Step 1: Record structured events¶

session = StatePlaneSession.local(
    ".stateplane/demo.db",
    session_id="repo-maintainer-replay-demo",
    token_budget=8000,
)

session.start_run(run_id="run-1", title="Fix parser failure")

session.record_goal(
    title="Fix parser and CLI failures",
    description="Make parser and CLI tests pass without editing tests or changing the public API.",
    run_id="run-1",
)

session.record_user_constraint(
    key="edit_tests",
    value=False,
    text="Do not edit tests.",
    strength="hard",
    run_id="run-1",
)

session.record_test_run(
    command="pytest tests/parser tests/cli",
    exit_code=1,
    framework="pytest",
    failures=[
        {
            "test_id": "tests/parser/test_errors.py::test_parser_error",
            "file": "tests/parser/test_errors.py",
            "name": "test_parser_error",
            "error_type": "AssertionError",
            "message": "ParserError is not wrapped before reaching the CLI boundary.",
        }
    ],
    run_id="run-1",
)

The example then records:

a file patch
an explicit decision
a passing parser test
a failing CLI test
a quarantined risk
the next prepared OpenAI request

Step 2: Export run artifacts¶

bundle = session.export_run_artifacts(
    run_id="run-2",
    output_dir=".stateplane/artifacts/run-2",
    current_goal="Now fix the related CLI failure.",
)

This writes a local artifact directory that can be inspected later without calling OpenAI.

Step 3: Replay a run¶

replay = session.replay(
    run_id="run-2",
    current_goal="Now fix the related CLI failure.",
    prepare_request=True,
    model="gpt-5-mini",
    instructions="You are a careful repo-maintenance agent.",
    user_input="Now fix the related CLI failure.",
)

Replay rebuilds:

the coding projection
the merged StateRecord set
the lean STATEPLANE CONTEXT
the richer StatePlane receipt
the prepared OpenAI request

It does that from events, not from exported artifact files.

Step 4: Diff two runs¶

diff = session.diff_runs(
    before_run_id="run-1",
    after_run_id="run-2",
)

The resulting summary highlights the important transition:

the parser failure was resolved
the CLI failure remains active
the quarantined risk was added

Step 5: Counterfactual replay¶

counterfactual = session.replay_counterfactual(
    exclude_event_ids=[risk_event_id],
    current_goal="Now fix the related CLI failure.",
    prepare_request=True,
    model="gpt-5-mini",
    instructions="You are a careful repo-maintenance agent.",
    user_input="Now fix the related CLI failure.",
)

This is intentionally narrow.

It does not create branching history.
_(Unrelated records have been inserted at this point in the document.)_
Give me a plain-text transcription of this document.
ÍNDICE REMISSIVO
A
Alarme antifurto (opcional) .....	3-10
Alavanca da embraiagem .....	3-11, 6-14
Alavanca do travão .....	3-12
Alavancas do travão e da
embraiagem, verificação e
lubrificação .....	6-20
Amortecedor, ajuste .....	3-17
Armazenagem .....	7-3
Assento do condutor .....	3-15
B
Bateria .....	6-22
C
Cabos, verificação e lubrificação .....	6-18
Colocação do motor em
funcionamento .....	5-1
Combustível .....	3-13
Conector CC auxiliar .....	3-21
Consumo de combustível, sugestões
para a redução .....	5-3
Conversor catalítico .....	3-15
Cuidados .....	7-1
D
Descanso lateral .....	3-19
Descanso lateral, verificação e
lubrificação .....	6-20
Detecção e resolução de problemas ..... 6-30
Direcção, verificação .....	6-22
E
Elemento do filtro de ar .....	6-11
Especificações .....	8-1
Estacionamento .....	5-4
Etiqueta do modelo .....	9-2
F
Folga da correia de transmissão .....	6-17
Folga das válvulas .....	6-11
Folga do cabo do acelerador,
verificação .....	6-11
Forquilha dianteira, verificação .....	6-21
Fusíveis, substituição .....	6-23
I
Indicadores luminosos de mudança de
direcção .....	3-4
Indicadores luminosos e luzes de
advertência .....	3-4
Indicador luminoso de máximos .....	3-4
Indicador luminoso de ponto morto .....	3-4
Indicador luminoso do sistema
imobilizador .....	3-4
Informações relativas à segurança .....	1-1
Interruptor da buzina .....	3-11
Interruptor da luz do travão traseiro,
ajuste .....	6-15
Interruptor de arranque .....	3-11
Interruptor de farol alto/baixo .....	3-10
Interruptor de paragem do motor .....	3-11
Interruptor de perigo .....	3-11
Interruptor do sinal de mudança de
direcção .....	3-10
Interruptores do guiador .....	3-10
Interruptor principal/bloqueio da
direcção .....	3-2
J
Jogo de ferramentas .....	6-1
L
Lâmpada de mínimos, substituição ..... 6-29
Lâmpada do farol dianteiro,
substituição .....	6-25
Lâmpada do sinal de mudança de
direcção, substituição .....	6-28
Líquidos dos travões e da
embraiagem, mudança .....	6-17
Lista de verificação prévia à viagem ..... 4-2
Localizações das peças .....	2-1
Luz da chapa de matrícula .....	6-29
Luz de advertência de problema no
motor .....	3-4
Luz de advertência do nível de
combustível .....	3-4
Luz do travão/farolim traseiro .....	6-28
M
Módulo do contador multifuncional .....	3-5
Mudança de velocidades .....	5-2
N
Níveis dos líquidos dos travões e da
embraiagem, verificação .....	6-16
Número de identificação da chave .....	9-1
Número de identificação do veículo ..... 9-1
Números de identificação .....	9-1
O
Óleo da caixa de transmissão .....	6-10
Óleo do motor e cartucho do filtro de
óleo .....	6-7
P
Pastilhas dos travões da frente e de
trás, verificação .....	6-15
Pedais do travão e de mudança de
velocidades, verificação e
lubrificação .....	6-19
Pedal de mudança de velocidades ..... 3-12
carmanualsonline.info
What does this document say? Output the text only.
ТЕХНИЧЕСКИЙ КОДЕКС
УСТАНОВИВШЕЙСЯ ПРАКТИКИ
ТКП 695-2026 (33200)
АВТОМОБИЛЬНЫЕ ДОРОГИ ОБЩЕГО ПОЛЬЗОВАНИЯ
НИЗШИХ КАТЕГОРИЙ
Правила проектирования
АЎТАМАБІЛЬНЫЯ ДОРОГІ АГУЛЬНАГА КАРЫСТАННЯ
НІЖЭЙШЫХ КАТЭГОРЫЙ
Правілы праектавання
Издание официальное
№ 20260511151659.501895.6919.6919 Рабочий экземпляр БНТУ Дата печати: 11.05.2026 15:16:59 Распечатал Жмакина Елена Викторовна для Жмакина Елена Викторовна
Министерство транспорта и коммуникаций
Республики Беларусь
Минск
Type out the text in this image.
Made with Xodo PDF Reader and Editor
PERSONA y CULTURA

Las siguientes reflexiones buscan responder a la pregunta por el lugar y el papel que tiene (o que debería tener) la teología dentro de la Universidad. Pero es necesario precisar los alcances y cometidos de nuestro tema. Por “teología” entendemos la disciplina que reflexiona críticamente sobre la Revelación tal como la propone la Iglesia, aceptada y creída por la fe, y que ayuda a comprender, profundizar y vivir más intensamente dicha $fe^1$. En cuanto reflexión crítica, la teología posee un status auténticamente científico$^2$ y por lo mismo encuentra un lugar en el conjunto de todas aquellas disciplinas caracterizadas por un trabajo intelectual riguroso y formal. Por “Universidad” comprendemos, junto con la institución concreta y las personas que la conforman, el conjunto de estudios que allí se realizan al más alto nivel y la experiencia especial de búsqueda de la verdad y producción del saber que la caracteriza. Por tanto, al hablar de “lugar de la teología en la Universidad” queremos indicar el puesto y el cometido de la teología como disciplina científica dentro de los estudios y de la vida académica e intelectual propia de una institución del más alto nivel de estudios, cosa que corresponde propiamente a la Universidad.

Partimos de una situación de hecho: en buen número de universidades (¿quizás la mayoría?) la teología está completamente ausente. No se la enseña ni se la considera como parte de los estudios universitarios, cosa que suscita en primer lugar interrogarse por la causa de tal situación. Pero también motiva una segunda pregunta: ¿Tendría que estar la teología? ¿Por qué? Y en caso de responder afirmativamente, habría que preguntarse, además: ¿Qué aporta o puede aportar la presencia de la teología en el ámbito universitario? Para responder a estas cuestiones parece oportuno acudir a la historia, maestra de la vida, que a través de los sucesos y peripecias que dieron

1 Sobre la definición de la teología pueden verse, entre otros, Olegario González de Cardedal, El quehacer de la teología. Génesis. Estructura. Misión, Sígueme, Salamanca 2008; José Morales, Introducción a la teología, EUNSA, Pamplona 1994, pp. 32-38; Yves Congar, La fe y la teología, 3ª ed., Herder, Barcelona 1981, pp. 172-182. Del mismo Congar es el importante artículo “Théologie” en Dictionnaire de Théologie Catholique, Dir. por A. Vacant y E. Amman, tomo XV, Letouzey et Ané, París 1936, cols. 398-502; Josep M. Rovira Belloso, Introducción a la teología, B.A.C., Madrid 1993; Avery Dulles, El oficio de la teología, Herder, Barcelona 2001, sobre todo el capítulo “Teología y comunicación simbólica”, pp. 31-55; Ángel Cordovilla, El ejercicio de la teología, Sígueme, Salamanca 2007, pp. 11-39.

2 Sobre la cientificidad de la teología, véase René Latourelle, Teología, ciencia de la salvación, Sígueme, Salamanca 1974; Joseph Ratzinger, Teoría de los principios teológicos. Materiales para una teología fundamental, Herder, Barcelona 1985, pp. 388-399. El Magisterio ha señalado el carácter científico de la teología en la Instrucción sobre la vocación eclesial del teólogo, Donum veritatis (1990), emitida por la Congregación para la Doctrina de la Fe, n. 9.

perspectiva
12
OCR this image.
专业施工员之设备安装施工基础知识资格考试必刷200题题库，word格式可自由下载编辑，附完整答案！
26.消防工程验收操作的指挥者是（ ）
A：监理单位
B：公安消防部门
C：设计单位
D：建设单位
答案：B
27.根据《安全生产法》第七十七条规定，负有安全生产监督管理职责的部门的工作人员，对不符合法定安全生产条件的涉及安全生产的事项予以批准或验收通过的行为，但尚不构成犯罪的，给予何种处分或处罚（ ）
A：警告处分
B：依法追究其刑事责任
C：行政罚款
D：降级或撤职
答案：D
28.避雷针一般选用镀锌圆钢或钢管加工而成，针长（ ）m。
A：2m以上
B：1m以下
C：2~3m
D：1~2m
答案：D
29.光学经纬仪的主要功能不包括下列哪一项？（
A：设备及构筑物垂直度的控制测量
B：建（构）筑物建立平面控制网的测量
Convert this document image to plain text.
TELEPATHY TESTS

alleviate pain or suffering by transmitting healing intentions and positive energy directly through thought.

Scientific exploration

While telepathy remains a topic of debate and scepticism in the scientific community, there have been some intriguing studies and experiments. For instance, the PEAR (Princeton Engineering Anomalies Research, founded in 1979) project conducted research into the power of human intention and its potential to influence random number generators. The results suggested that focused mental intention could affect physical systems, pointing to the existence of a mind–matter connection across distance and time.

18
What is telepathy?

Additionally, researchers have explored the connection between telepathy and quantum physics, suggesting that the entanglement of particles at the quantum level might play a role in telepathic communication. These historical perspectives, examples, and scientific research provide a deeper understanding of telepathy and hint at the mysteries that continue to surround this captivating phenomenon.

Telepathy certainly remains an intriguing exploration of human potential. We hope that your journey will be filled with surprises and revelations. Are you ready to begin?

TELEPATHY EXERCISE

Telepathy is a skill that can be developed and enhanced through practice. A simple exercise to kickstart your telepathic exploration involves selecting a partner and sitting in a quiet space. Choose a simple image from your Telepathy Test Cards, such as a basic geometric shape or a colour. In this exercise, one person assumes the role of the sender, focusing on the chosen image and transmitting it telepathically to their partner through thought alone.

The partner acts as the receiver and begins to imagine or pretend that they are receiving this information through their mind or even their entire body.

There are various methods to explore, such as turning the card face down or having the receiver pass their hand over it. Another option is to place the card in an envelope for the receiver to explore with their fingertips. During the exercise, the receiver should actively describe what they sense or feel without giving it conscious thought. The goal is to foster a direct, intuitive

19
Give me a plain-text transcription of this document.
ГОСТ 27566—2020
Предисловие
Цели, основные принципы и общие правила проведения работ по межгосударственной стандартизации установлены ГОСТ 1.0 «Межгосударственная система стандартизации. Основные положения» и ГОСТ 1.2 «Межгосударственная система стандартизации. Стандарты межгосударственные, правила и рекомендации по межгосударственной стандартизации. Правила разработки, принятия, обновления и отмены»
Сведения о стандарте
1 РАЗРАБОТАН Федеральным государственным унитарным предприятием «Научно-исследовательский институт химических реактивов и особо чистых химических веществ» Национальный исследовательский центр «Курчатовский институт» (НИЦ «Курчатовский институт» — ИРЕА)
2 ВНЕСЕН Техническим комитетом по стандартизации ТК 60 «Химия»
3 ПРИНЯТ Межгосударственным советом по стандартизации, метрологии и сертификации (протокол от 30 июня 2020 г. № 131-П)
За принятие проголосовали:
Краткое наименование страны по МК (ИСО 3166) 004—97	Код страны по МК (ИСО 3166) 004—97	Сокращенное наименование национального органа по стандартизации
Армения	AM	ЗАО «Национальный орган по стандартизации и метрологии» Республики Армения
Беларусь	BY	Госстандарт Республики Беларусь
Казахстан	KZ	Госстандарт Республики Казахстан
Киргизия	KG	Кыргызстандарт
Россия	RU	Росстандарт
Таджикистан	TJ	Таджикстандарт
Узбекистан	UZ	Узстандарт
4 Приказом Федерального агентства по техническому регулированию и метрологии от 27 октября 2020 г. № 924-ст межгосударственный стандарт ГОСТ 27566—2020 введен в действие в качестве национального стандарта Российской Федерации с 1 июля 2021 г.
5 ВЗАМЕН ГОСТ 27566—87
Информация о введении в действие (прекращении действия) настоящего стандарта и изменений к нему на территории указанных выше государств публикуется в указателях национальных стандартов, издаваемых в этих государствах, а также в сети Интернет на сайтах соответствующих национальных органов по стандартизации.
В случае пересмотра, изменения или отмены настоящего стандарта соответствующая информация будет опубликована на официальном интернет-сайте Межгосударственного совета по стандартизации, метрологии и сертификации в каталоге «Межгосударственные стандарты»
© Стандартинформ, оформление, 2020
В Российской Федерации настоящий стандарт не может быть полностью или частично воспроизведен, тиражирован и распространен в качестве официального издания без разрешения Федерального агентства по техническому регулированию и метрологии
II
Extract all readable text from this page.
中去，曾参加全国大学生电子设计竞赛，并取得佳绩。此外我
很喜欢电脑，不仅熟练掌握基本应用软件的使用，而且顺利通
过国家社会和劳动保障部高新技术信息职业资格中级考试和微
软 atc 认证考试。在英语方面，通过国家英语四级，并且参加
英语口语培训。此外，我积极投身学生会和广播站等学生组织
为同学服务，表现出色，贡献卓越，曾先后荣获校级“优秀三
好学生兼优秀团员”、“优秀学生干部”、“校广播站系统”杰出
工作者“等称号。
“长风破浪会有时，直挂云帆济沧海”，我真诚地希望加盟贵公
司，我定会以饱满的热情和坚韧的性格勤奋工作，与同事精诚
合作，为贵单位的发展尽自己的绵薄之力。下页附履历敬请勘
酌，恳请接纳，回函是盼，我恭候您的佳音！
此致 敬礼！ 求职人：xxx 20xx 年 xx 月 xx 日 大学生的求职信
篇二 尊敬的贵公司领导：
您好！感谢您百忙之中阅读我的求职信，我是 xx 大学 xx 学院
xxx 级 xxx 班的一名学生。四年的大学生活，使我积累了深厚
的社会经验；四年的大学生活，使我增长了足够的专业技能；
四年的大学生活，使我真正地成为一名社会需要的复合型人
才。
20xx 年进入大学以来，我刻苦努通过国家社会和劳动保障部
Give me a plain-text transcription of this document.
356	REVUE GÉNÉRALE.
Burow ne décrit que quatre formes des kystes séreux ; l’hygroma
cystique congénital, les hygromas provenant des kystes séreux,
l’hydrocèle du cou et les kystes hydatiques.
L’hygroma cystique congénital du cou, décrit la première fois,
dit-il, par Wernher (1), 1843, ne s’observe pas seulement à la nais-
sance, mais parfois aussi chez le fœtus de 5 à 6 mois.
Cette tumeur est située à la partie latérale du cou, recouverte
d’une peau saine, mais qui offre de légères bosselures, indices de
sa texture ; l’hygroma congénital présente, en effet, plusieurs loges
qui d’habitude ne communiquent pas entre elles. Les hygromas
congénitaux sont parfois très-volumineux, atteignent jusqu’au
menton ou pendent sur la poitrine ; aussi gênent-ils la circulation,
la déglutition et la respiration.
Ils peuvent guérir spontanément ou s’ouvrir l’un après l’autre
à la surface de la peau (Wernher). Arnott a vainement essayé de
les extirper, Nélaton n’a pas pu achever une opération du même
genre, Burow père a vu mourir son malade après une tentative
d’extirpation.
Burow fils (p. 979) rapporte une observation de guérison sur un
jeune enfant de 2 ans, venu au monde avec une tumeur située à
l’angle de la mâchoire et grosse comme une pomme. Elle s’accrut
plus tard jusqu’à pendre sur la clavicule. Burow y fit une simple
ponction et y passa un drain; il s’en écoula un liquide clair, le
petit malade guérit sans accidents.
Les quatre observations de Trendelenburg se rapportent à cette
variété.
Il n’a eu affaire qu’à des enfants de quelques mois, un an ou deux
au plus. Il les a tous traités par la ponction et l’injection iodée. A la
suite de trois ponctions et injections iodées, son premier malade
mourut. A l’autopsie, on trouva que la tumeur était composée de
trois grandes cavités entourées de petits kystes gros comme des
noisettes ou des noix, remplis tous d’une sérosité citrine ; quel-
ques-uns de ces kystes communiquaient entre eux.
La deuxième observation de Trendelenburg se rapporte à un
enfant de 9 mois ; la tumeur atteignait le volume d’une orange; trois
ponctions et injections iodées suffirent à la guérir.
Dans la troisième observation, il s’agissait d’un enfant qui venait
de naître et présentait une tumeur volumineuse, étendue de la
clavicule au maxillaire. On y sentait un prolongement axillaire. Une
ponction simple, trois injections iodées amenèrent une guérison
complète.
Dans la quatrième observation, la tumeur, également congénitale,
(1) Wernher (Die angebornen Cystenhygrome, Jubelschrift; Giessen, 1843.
It filters an in-memory event list and replays the result read-only.

That is enough to answer questions like:

what would the snapshot look like before the quarantined risk?
what changed when this event is excluded?

Artifact layout¶

artifacts/run-2/
  manifest.json
  events.json
  run.json
  coding_projection.before.json
  coding_projection.after.json
  coding_diff_from_previous.json
  state_records.json
  snapshot.json
  snapshot.md
  receipt.md
  prepared_openai_request.json
  receipt.json

What is deterministic¶

For the same event log and the same replay arguments, StatePlane deterministically rebuilds:

the coding projection
the merged StateRecord set
the snapshot hash
the replay receipt hash
the run diff summary

Artifact export also computes stable file hashes and a stable manifest receipt hash that excludes machine-specific absolute paths.

What is not included¶

This example does not:

call OpenAI
execute tools
edit files
use embeddings or vector search
create a remote backend or dashboard

It stays local and deterministic on purpose.

Limitations¶

Per-call request arguments such as instructions are only replayable when they are supplied again or were previously captured in event metadata by prepare_openai_request(...).

Artifact bundles are receipts only. They are not authoritative state.

Counterfactual replay is event filtering only. It does not model branch history or causal rewrites.

Next steps¶

If this workflow fits your integration, the next practical step is to call the structured record_* APIs from your own tool wrappers and test runners so runs become replayable without manual data cleanup.